Necessity of a Consent Order
6th December 2023
Many couples when they are progressing through divorce proceedings do not realise that it is advisable to pursue a Consent Order outlining the division of the matrimonial finances. Whilst the divorce itself is the ending of the marriage, that is only part of the equation and one of the most contentious aspects we find is when parties cannot decide on how to divide their assets between the two of them.
When advising clients in this respect we are guided by factors set out in Section 25 of the Matrimonial Causes Act 1973 – as is the Court. The parties’ needs and ensuring fairness are important when looking at a division of the matrimonial assets and liabilities – taking into account all of the circumstances of the case. Children under the age of 18 are a priority also and their housing needs are important when making decisions about financial settlement.

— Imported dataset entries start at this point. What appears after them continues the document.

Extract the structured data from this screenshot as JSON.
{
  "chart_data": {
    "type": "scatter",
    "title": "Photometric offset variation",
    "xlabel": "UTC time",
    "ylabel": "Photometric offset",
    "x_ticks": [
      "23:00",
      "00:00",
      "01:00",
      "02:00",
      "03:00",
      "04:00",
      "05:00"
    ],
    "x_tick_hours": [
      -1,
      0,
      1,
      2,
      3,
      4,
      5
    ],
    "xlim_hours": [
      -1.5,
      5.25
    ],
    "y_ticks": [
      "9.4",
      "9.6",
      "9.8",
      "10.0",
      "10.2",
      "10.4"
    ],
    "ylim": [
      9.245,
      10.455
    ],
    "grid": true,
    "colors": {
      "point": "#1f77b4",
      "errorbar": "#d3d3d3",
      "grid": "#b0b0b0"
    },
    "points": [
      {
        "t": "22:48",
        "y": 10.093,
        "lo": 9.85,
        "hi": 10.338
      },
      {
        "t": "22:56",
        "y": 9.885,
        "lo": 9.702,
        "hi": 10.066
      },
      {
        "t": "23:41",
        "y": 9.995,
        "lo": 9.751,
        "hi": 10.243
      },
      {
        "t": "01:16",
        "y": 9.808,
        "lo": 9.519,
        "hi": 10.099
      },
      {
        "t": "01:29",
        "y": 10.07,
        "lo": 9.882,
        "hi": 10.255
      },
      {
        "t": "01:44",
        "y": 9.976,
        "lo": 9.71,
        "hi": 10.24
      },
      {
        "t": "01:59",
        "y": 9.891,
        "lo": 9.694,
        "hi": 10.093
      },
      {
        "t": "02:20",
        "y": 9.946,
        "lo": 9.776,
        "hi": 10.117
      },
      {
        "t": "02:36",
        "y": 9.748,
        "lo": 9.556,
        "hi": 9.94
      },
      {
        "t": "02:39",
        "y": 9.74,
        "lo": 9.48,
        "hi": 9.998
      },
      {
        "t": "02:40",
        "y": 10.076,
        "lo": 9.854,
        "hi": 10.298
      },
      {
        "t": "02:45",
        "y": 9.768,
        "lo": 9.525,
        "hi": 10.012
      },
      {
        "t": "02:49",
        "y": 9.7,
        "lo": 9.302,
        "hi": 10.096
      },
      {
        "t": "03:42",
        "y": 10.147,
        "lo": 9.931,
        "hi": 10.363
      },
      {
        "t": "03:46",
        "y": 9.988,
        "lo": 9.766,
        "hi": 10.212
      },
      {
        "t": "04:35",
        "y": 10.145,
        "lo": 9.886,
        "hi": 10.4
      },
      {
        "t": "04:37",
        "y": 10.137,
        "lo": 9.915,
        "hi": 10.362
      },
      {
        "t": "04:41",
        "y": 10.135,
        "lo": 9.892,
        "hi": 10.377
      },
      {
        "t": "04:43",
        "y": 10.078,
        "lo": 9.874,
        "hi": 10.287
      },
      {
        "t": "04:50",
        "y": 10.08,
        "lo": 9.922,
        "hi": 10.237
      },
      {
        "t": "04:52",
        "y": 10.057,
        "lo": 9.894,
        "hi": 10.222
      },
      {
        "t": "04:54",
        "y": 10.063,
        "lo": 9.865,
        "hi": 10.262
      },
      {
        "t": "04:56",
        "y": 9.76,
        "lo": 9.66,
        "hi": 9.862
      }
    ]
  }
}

Whilst coming to an agreement about the division of matrimonial finances is important, it is also equally important to ensure that the agreement is reflected in a document known as a Consent Order. This should be signed by both parties and approved by the Court to make it legally binding.
Additionally, when providing the Consent Order to the Court for consideration, a further document known as a Statement of Information is required to give background detail about the parties’ assets and the circumstances behind the decision making. The statement of information will require disclosure of the parties’ assets in very broad terms to give the Court the background information that it requires to consider whether the agreement is fair taking into account all of the circumstances of each individual case.
Even if there are no assets or liabilities to consider, it is advisable to have a clean break Consent Order to show there will be no further claims one against the other either now or in the future as to any capital or indeed as to any income.
A Consent Order can deal with the transfer of property, payment of lump sums, a Pension Sharing Order (where one party shares their pension with the other party), spousal maintenance and also critically whether there is a clean break between the parties or whether there is an ongoing duty to pay spousal maintenance which can be set at a level of joint lives or a term of time such as years.
Parties may sometimes not be aware that where there are children, there is an ongoing obligation to pay child maintenance regardless of whether there is a clean break in the divorce. Where there is dispute about child maintenance, then the parties’ recourse is to make an application to the Child Maintenance Service to assess how much maintenance should be paid.
Samantha Chater in our Family Law team has found that those clients who can try and negotiate settlement between the two of them via mediation or with the assistance of one of our solicitors in the Family Department can expect to keep their costs to a minimum as it is always advisable to negotiate and try and settle where possible.